The past few days have been a whirlwind of emotions—so many tears, so much heartache. It’s hard to grasp that Leo won’t be walking through the door anymore. But I’ve been leaning into creativity to help heal my heart—painting a portrait of the two of us, and writing a poem dedicated to Leo and the impact he’s had.
As I sit here in my grief, I can’t help but think about how much Taylor’s lyrics have carried me through these days. Listening to some of Taylor’s most heart-wrenching and relatable songs has been a comfort in a way that only music can be. Songs like Ronan and Sad Beautiful Tragic perfectly mirror the emotions I’m feeling. Leo may be gone, but the love we shared will live on forever, just like the way Taylor’s music continues to resonate, long after the song ends. You’ll always be my sweet boy, and I’ll keep you in my heart, always.

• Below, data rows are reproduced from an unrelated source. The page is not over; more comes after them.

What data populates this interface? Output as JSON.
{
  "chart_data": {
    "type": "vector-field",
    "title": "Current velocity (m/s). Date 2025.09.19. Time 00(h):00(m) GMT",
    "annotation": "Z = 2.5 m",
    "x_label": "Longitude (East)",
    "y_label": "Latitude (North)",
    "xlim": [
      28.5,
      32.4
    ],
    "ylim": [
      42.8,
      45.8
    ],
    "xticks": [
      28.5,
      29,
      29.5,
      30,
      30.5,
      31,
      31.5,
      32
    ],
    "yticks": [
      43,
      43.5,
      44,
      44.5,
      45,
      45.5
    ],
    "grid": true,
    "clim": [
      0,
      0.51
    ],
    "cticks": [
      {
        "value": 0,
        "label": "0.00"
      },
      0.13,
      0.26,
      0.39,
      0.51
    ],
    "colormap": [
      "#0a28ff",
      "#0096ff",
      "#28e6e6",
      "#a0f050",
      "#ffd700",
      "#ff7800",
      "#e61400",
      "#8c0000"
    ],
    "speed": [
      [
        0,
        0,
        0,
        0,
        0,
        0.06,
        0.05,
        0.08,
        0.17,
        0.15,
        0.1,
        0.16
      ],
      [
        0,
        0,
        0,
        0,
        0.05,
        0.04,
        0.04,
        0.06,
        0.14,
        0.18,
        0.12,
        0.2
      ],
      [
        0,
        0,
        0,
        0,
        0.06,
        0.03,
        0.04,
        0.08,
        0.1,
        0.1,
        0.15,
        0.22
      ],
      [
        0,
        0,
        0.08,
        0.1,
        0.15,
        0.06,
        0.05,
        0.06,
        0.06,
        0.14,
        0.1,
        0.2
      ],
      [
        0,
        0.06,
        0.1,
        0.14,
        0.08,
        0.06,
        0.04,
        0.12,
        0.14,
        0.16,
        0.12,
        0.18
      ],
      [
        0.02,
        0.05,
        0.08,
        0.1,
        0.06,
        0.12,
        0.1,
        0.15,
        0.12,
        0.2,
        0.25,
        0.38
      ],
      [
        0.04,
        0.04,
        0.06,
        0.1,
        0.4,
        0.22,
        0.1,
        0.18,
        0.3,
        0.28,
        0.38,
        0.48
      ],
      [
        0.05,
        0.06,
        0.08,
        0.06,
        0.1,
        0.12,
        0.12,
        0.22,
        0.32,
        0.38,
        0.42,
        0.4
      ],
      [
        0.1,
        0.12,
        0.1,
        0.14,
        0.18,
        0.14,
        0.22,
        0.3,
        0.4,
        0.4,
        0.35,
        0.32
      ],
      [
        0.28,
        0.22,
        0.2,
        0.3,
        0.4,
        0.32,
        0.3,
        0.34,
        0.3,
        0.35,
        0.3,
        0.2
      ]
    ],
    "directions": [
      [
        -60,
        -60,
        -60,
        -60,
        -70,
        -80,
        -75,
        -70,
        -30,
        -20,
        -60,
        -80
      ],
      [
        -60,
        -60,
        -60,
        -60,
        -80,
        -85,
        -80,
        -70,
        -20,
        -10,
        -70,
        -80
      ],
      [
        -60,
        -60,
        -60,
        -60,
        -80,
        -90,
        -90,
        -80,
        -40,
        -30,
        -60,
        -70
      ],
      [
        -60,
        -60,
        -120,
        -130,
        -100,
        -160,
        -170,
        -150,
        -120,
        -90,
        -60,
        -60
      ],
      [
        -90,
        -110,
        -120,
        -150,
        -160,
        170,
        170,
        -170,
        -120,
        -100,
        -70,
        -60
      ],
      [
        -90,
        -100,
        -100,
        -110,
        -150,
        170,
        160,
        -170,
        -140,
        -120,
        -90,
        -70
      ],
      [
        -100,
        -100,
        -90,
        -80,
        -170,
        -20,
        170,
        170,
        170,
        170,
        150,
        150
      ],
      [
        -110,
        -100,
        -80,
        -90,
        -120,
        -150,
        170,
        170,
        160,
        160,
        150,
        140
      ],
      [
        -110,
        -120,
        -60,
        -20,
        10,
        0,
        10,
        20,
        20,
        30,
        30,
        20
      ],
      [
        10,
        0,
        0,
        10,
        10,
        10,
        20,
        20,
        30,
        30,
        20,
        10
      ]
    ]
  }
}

Although these tributes haven’t taken away the pain, I can feel myself slowly coming to terms with the loss. And sharing his story with you all makes the sting of his absence just a little bit easier to bear.
Leo, you were my best 9 years. You made me a mom, and you brought more joy into my life than I could have ever imagined. You’ll always be my baby, my security blanket, and the love of my life. Even now, I carry you with me in every step I take, and while I may no longer see you in the flesh, your spirit will forever walk beside me. I know you’re running free in doggy heaven, eating all your favorite treats (a.k.a. banana butts) and getting the best belly rubs. And until we meet again, I’ll keep you with me in my heart and in the tattoo that forever binds us together.
My life was forever changed when we met—if I believed in fate, I would know that our love story was written in the stars long before either of us existed. I will never forget you.
Love you, forever and always, to the moon and back.